Licenziata la cassiera che si appropria dei punti fedeltà


 


È legittimo il licenziamento in tronco della cassiera che, durante il suo turno di lavoro, aveva utilizzato la propria tessera, nel corso di transazioni effettuate con clienti che ne erano sprovvisti, al fine di accumulare illecitamente punti fedeltà, utilizzati per pagare i suoi acquisti personali (Corte di Cassazione, Sentenza 10 maggio 2022, n. 14760).


Il caso ha ad oggetto il licenziamento in tronco intimato dalla società datrice di lavoro alla propria dipendente, addetta con mansioni di cassiera, perché, a seguito di accertamenti effettuati dall’Ufficio Sicurezza, era emerso che la predetta, durante il suo turno di lavoro in cassa, aveva utilizzato la tessera fedeltà a lei in uso, ripetutamente nella stessa giornata, nel corso di transazioni effettuate con clienti privi di tessera.
In tal modo la dipendente aveva accumulato illecitamente punti fedeltà, poi utilizzati per pagare i suoi acquisti personali, erogando, altresì, sconti non dovuti a clienti non aderenti al programma fedeltà.


La Corte di appello territoriale, riformando la pronuncia di primo grado, rigettava l’impugnativa di licenziamento proposta dalla lavoratrice, giudicando particolarmente gravi i fatti accertati, tali da ledere in modo irreversibile il rapporto fiduciario, deducendone, dunque, la proporzionalità della sanzione espulsiva.

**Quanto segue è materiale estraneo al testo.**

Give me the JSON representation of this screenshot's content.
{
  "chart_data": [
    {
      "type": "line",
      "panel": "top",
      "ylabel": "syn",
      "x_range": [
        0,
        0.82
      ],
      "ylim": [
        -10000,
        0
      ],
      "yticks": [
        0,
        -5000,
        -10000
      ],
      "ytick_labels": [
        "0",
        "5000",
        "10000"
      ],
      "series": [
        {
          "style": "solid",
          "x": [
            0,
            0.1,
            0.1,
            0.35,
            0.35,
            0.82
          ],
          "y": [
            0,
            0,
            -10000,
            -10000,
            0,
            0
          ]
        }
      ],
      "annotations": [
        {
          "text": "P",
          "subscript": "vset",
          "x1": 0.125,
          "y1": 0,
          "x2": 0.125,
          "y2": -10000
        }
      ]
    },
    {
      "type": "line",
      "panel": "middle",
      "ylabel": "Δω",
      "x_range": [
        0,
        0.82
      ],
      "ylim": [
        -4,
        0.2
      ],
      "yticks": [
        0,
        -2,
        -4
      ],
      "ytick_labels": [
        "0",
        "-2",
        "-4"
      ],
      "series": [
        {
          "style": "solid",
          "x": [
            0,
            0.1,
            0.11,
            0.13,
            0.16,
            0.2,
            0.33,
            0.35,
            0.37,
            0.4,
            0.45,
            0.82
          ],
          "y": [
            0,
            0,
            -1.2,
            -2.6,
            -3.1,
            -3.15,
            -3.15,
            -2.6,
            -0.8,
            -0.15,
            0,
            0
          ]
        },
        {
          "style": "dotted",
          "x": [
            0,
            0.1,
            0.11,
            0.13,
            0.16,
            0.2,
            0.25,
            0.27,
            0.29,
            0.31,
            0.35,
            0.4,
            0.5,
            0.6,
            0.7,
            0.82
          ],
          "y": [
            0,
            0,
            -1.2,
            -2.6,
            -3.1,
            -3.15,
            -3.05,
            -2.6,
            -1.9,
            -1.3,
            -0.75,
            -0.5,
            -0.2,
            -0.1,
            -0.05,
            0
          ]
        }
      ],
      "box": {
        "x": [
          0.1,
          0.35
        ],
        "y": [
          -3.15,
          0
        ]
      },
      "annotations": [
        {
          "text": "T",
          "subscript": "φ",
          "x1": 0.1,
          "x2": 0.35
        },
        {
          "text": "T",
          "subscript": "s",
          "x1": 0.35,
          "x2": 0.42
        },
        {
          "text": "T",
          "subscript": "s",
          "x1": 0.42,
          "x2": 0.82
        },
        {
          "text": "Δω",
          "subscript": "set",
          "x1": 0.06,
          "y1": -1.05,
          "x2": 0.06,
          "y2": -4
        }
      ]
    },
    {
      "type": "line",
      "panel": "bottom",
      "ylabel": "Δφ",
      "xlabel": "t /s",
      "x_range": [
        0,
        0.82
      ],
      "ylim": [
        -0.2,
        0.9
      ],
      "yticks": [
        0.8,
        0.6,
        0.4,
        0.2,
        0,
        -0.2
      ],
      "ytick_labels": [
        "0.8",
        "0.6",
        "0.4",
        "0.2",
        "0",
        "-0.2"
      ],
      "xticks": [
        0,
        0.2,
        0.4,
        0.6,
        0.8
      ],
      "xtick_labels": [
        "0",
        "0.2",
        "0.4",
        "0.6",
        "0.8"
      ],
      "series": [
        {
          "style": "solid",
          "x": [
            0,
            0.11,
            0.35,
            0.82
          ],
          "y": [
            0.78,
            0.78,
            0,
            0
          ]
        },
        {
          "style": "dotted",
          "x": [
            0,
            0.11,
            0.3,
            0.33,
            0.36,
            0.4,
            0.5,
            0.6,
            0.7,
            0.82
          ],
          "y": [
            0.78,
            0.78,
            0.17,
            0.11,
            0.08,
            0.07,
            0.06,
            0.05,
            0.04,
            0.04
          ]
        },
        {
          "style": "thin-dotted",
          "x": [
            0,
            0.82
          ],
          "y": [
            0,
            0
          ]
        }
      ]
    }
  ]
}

Avverso la sentenza d’appello ha proposto ricorso per cassazione la lavoratrice, sostenendo, in particolare, che tutti i fatti ad essa addebitati dalla società non risultassero provati, anche tenuto conto della circostanza che, in caso di sostituzione, altri addetti operavano senza cambiare il codice operatore e che non fosse stata raggiunta la prova circa la riconducibilità alla stessa lavoratrice delle presunte operazioni oggetto della contestazione.


La Suprema Corte ha rigettato il ricorso, ritenendo che la Corte di merito avesse correttamente ritenuto provato che la lavoratrice, nei giorni e negli orari oggetto della contestazione disciplinare, era addetta alla cassa.
Sul punto la stessa ha specificato che non fosse sufficiente ad escludere la sua responsabilità per i fatti addebitati l’affermazione che la dipendente in questione si fosse alzata dalla postazione della cassa, occorrendo, piuttosto, che la stessa dimostrasse chi l’avesse sostituita, essendo a suo carico l’obbligo di fornire una prova contraria, rispetto a circostanza già ritenute comprovanti la sua colpevolezza.
I Giudici, hanno, inoltre, ritenuto condivisibili le conclusioni dalla Corte territoriale, che aveva reputato i fatti commessi dalla lavoratrice tanto gravi da ledere irrimediabilmente il rapporto fiduciario, indipendentemente dal valore dei beni da questa acquistati personalmente.
La sanzione espulsiva del licenziamento è stata, in conclusione, valutata proporzionata anche alla luce della prognosi futura di comportamenti improntati al rispetto e alla correttezza degli obblighi aziendali discendenti dal particolare rapporto di lavoro esistente tra le parti.